Figure 5 presents the confusion matrices of the dataset identification results in the five studied split cases. The study of these matrices shows that despite some false predictions, the model could correctly identify nearly 96% of the images in all split cases, which proves the results obtained in the classification report. We can observe that the network is well trained for all classes.

In Fig. 7, we study the effect of illumination on the accuracy of identification. We change the brightness of the images with different factors. One can observe that the network could identify the proper disease but with lower accuracy when the images become darker. The results are shown in Table 4.

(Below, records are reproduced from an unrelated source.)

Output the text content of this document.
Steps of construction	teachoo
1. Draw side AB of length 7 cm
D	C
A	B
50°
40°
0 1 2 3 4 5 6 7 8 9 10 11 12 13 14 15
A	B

Figure 8 shows the effect of the face pose on the performance of our system. The same image in four different poses is fed to the network. In the four cases, the image is identified as melasma with high accuracy, which shows that the model could perform the prediction regardless the face pose. The performance of the system is affected by the distance from the camera. We found that the accuracy of identification decreases when the distance is above 35 cm.

The model can be integrated into an acquisition system able to acquire images from patients and determine directly their class. Besides diseases identification, the system can be improved by measuring the severity of the disease.

Table 4 Study of brightness effect on eczema prediction accuracy

5 Conclusions

An aided diagnostic facial skin disease classification approach based on deep CNNs is investigated in this paper. The aim of this research is to present a simple method that could identify more diseases than the methods previously proposed disregarding the face pose, the illumination, and the resolution and even more without extraction of region of interest from the images. The classification of pathologies is done via an FSDNet model which is a fine-tuned version of VGG-16 that we proposed adapted to facial skin disease classification. We have collected our dataset containing 20000 images used to train and validate our model. Our experiments show that FSDNet accomplishes an accuracy of 97% and identifies successfully the class of the test face skin images with an accuracy of 100%.